Both the Smart NIC and NGD’s in-situ processing focus on embedding processing into the network or the storage system. A third idea from the Summit heads in the opposite direction: taking even low-level controller processing away from persistent memory.
“Raw NAND chips are capable of 5 million IOPS,” observed EMC fellow Daniel Cobb. But, he continued, by the time we pack the chips behind a controller and interface, we only see a fraction of that. Perhaps we need to lose the controller and the peripheral bus connection.

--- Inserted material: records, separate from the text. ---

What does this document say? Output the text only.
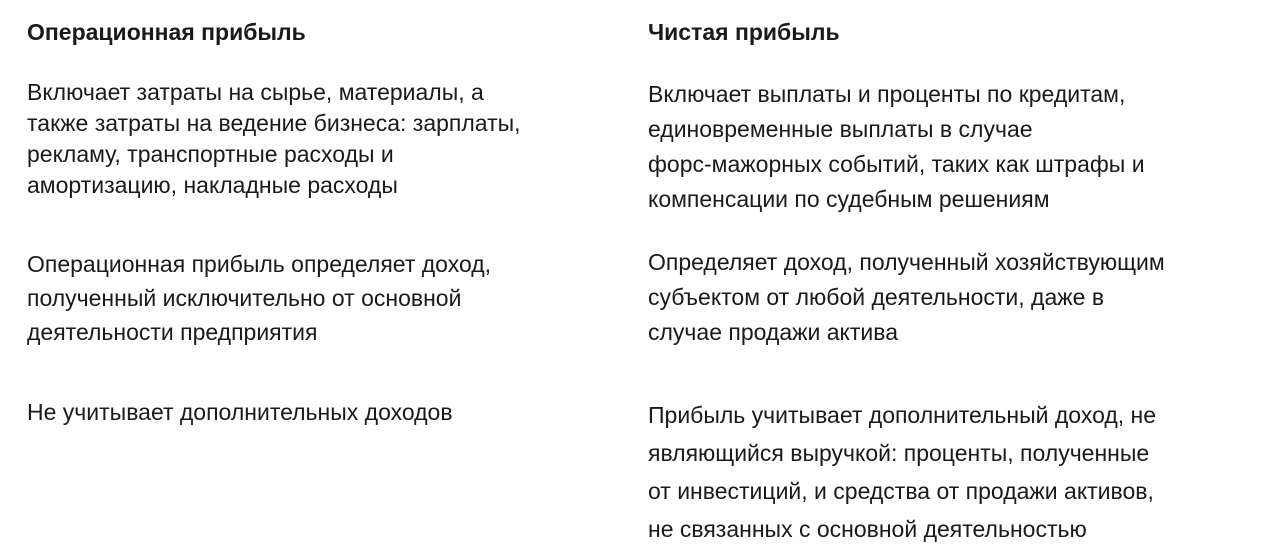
Операционная прибыль
Включает затраты на сырье, материалы, а
также затраты на ведение бизнеса: зарплаты,
рекламу, транспортные расходы и
амортизацию, накладные расходы
Операционная прибыль определяет доход,
полученный исключительно от основной
деятельности предприятия
Не учитывает дополнительных доходов
Чистая прибыль
Включает выплаты и проценты по кредитам,
единовременные выплаты в случае
форс-мажорных событий, таких как штрафы и
компенсации по судебным решениям
Определяет доход, полученный хозяйствующим
субъектом от любой деятельности, даже в
случае продажи актива
Прибыль учитывает дополнительный доход, не
являющийся выручкой: проценты, полученные
от инвестиций, и средства от продажи активов,
не связанных с основной деятельностью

In principle, the overhead tasks an SSD controller performs could be virtualized, tucked into a software driver and activated by a hypervisor. And the chips themselves could be designed to directly support RDMA. This would eliminate the bottlenecks between DRAM and NAND, exposing the full potential bandwidth of the chips. The impact on system performance, particularly with respect to write latency, where system software would have to intervene in the write process, is unclear. Given the growing importance of immutable data structures, however, this might not be an issue in many applications.
Currents of Change
The rapid shifts in non-volatile memory technology have presented data-center architects with perplexing choices (Figure 2). The obvious response, and the one that most nearly preserves current architectures, is to use the devices packaged up as disk replacements. But this is severe underutilization.
That concern has pushed architects toward other choices, such as NVMe protocol over PCIe or over any of a variety of high-performance fabrics. And it opens the door to deploying smaller amounts of flash in NVDIMM modules. But these solutions place the non-volatile memory in an intermediate position: not disk, but not real memory either. They promise to help performance, but only by introducing a third category of devices with its own unique protocols. Emerging technologies like 3D XPoint follow this pattern by introducing yet another intermediate category, this time between DRAM and SSDs.
That is not the direction applications want to go. They just want an infinite, uniform memory space. The architecture that seems to best fit this worldview is RoCE. All the DRAM and non-volatile devices in the data center become a single, flat space with difference in latency but not in logical behavior. But that is a big step away from today’s ad-hoc blends of DRAM, NVDIMM modules, and SSDs. Not least among the differences is that RoCE explicitly puts what applications believe to be memory traffic on the data center’s Ethernet networks—not only the fast in-rack networks that today are moving to 40 Gbps and beyond, but also across the center-wide network that links together the top-of-rack switches. This move should create an enormous thirst for Ethernet bandwidth: 40 Gbps will be just the beginning.
Does the bandwidth pressure then bring about even more radical change, such as in-network or in-memory computing, requiring software adjustments clear up to application level? Does the increased latency of traversing the networks focus architects’ attention on CPUs and accelerators with higher levels of multithreading? Do these pressures encourage NAND flash vendors to seriously evaluate radical ideas like chip-level RDMA?
Whichever way the data center moves, embedded-system designers would be well-advised to watch. In the past, enterprise-level architectural ideas from cache to virtual memory to Ethernet to multicore CPUs have migrated into embedded designs. Revolution in non-volatile memory is not likely to be an exception. So, what could your next embedded design do with 1 TB of physical memory?